I’ve recently seen dozens of my facebook friends accepting the challenge of voicing their thankfulness each day in November up until Thanksgiving. I love the idea and wish I would have joined the trend earlier. All this to say, I still have time.
I’ve decided to condense this idea and instead do a 5 part series leading up to the Day of Thanks. These are in no particular order, rhythm, or rhyme.
Part 1: Imperfections
A few months ago I posted a video about a man that couldn’t draw a straight line yet wanted to create art. Rather than giving up, he embraced his shake and allowed that to open his view of not only art, but creativity as a whole. Since first seeing this video, I’m been encouraged to embrace my imperfections. So today, I am thankful for these imperfections.
I’m thankful that I am a detail-perfectionist personality at times. I love having things planned, sometimes to an annoying point. Recently, I have become more appreciative of this personality trait because I have been able to think of the little details in life, not missing anything.

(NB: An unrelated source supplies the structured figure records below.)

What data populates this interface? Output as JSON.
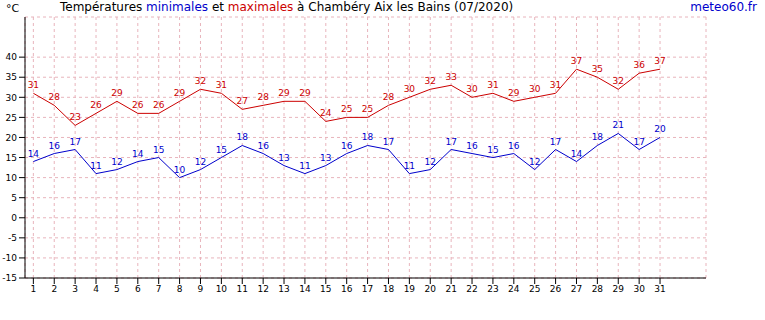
{
  "chart_data": {
    "type": "line",
    "title": "Températures minimales et maximales à Chambéry Aix les Bains (07/2020)",
    "source": "meteo60.fr",
    "y_label": "°C",
    "x": [
      1,
      2,
      3,
      4,
      5,
      6,
      7,
      8,
      9,
      10,
      11,
      12,
      13,
      14,
      15,
      16,
      17,
      18,
      19,
      20,
      21,
      22,
      23,
      24,
      25,
      26,
      27,
      28,
      29,
      30,
      31
    ],
    "series": [
      {
        "name": "minimales",
        "color": "#0000cc",
        "values": [
          14,
          16,
          17,
          11,
          12,
          14,
          15,
          10,
          12,
          15,
          18,
          16,
          13,
          11,
          13,
          16,
          18,
          17,
          11,
          12,
          17,
          16,
          15,
          16,
          12,
          17,
          14,
          18,
          21,
          17,
          20
        ]
      },
      {
        "name": "maximales",
        "color": "#cc0000",
        "values": [
          31,
          28,
          23,
          26,
          29,
          26,
          26,
          29,
          32,
          31,
          27,
          28,
          29,
          29,
          24,
          25,
          25,
          28,
          30,
          32,
          33,
          30,
          31,
          29,
          30,
          31,
          37,
          35,
          32,
          36,
          37
        ]
      }
    ],
    "xlim": [
      0.6,
      33.2
    ],
    "xticks": [
      1,
      2,
      3,
      4,
      5,
      6,
      7,
      8,
      9,
      10,
      11,
      12,
      13,
      14,
      15,
      16,
      17,
      18,
      19,
      20,
      21,
      22,
      23,
      24,
      25,
      26,
      27,
      28,
      29,
      30,
      31
    ],
    "ylim": [
      -15,
      50
    ],
    "yticks": [
      -15,
      -10,
      -5,
      0,
      5,
      10,
      15,
      20,
      25,
      30,
      35,
      40
    ],
    "grid": true,
    "data_labels": true
  }
}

I’m thankful for my test anxiety. This one was a little more difficult to see as something to be thankful for as it’s not always the best to want to panic each time I see a scantron or essay booklet on the desk in front of me. This semester though, I have used that as more of an encouraging tool for studying a little at a time. Instead of cramming and panicking, I study for multiple days leading up to the test and walk into that classroom on test day prepared with my learned information (and some relaxing exercises).
I’m thankful for my oversensitivity. It may not be the oversensitive you are thinking of – I don’t bruise super easily, I can’t cry every time I stub my toe, and my eyes don’t water when I’m half a mile from an onion. I tend to take words people say to me as they come. I take them how I think they mean them. I am sensitive to what someone tells me, maybe a little too much at times. This is only beginning to seem like a good thing because it means that I care far greater about someone and what’s coming from their mouth than overlooking each sentence. It allows me to slow my pace at listening, and really think about what they are telling me. (The inklings of a true Psychologist, eh?) Either way I think of it, it’s turning out to be a plus.
I am thankful for my imperfections, although these are only a fraction, I have a much larger list of imperfections that, indeed, I am thankful for also.